Geometry Optimisation Example

The starting point for an optimisation is a working topas model. In this example we are going to optimise the geometry of a simple x-ray collimator. We are going to randomise the values shown in read, and see if we can recover the correct values using the Bayesian optimisation. To guide the optimisation, we will create an objective function which simply measures the difference between the original depth dose curves and profile data and those created by a given set of parameters.

If you are an experienced python and topas user, you should allow 1-2 hours to set up this example (this will get much quicker once you get the hang of it; it takes me about 15 minutes).

Actually running this example will take ~4 hours on a decent computer.

Environmental set up and installation

If you need help getting your environment or with installation set up see here.

Base model and problem overview

In this example, we will optimise the geometry of an X-ray collimator. The geometry is shown below, with the parameters targeted for optimisation shown in red. The original values for each of these parameters are: Collimator Thickness = 54 mm, Up-stream aperture radius = 1.82 mm, and Down-stream aperture radius = 2.5 mm. This is modelled in two stages: in stage one an electron beam hits the target and the resultant collimated X-ray beam is scored below the secondary collimator. In stage 2, this phase space is used to simulate the dose in the water tank.

In this example, each of these parameters will first be assigned a random value. We will then attempt to recover the original values by constructing a simple objective function based on the differences between the original data and the current iteration.

_images/Sketch.png

directory set up

To start with, create a folder somewhere called for instance ‘ApertureOptExample’ (or whatever you want). This is where you will store all the code necessary to run the optimisation. The rest of the instructions assume you are in this working directory.

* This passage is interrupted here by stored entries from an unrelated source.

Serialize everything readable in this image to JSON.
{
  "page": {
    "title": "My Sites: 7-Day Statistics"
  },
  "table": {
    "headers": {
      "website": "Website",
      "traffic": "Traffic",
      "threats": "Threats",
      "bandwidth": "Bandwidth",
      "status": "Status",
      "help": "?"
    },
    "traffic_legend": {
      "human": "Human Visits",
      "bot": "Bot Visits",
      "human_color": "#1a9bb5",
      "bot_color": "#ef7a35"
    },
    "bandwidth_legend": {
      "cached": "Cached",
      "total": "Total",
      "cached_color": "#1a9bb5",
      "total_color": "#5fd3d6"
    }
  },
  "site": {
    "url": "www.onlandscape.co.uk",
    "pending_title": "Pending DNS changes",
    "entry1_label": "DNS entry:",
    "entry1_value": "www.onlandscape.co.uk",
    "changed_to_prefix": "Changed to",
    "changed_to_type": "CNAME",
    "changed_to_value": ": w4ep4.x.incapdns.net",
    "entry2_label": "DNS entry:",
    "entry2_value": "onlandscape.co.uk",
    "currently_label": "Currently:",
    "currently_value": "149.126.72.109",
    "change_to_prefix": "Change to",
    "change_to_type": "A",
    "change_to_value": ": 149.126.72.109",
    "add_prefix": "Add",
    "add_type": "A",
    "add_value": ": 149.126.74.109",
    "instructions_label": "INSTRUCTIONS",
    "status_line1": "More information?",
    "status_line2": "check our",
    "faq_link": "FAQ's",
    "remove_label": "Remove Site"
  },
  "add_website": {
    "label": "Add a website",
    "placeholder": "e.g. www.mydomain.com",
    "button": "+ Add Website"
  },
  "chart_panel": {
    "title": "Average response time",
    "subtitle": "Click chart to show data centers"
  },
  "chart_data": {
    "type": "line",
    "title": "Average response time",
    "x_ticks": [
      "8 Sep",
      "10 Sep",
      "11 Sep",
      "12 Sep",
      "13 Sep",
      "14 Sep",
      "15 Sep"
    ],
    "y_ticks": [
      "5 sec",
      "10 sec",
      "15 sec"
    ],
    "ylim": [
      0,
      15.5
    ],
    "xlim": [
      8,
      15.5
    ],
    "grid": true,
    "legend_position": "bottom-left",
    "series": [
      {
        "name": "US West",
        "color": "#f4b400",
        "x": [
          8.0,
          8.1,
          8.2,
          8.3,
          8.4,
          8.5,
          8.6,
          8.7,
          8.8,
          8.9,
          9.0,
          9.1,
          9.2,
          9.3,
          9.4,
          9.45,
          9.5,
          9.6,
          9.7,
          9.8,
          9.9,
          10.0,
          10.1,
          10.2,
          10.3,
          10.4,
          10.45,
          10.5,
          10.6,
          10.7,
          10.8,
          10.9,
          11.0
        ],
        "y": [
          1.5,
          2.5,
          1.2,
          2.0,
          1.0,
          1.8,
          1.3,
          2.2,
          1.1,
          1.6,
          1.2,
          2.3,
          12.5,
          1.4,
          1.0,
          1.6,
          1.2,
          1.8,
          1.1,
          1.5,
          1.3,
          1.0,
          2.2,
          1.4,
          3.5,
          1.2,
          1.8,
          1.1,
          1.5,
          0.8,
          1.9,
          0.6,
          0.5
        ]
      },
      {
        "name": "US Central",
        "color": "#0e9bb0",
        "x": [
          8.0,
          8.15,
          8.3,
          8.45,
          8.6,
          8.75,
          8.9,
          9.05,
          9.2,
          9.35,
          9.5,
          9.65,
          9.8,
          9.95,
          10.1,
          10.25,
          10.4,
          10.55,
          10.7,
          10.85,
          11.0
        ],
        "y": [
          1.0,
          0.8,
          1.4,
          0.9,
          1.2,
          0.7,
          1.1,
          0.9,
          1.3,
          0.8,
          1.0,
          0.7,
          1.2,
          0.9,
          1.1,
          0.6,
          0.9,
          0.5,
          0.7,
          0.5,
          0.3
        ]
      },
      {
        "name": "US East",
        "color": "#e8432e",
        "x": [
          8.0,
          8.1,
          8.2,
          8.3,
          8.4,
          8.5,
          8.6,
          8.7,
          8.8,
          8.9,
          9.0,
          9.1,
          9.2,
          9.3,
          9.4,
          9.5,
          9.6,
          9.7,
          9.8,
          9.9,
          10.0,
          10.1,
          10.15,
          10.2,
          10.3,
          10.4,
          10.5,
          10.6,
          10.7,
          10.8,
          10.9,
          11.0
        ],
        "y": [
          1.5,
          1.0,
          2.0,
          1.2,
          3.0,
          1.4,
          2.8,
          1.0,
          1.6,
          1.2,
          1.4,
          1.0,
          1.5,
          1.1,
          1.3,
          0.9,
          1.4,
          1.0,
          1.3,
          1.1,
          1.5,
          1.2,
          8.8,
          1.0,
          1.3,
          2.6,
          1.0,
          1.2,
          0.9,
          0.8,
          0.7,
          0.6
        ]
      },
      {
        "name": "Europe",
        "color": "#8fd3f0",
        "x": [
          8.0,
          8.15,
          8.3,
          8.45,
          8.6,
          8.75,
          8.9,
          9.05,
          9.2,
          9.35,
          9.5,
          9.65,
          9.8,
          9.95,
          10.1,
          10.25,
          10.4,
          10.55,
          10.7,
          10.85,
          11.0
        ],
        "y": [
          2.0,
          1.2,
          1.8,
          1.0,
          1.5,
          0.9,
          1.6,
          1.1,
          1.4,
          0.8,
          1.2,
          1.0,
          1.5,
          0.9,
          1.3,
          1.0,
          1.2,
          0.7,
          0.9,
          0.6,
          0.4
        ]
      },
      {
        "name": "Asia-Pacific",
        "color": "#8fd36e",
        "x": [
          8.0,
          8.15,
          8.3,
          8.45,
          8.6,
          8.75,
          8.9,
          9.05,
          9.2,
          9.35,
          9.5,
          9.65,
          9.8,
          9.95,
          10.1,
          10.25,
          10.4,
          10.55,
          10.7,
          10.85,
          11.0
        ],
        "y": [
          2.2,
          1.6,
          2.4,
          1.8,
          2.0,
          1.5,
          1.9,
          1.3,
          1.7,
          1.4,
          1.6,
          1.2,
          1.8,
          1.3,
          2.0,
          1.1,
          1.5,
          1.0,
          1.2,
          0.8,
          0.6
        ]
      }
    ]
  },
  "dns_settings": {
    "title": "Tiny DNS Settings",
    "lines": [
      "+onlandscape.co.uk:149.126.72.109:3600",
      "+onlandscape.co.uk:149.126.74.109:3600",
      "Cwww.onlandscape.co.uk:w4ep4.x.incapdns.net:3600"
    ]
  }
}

When you have finished working through this example you should have a working directory which looks like this:

_images/ApertureDirectoryStructure.jpg

Copy the base topas files

The code will need to know where your base model is stored. The base model for this application is available here. Download and unzip this folder, and place the contents inside your working directory (ApertureOptExample in this example). Note that in principle these files can reside anywhere; we are only using the working directory to make this example as simple as possible!

hint: if you are running this example inside a command window use the following commands:

wget -O start_files.zip "https://zenodo.org/records/10369317/files/SimpleCollimatorExample_TopasFiles(2).zip?download=1"
# ^this is all one line!
unzip start_files.zip
rm start_files.zip

Creating GenerateTopasScript.py

The first thing we will be needing is a function that generates your topas script.

Create a python file called ‘temp_GenerateTopasScript.py’ (or whatever you want, the name isn’t important). Copy the below code into it (or use an interactive console if you prefer):

from TopasOpt.TopasScriptGenerator import generate_topas_script_generator
from pathlib import Path

this_directory = Path(__file__).parent  # figures out where your working directory is located

# nb: the order is important to make sure that a phase space files are correctly classified - they should be entered in the same order they will be run
generate_topas_script_generator(this_directory, ['SimpleCollimatorExample_TopasFiles/SimpleCollimator.tps',
 'SimpleCollimatorExample_TopasFiles/WaterTank.tps'])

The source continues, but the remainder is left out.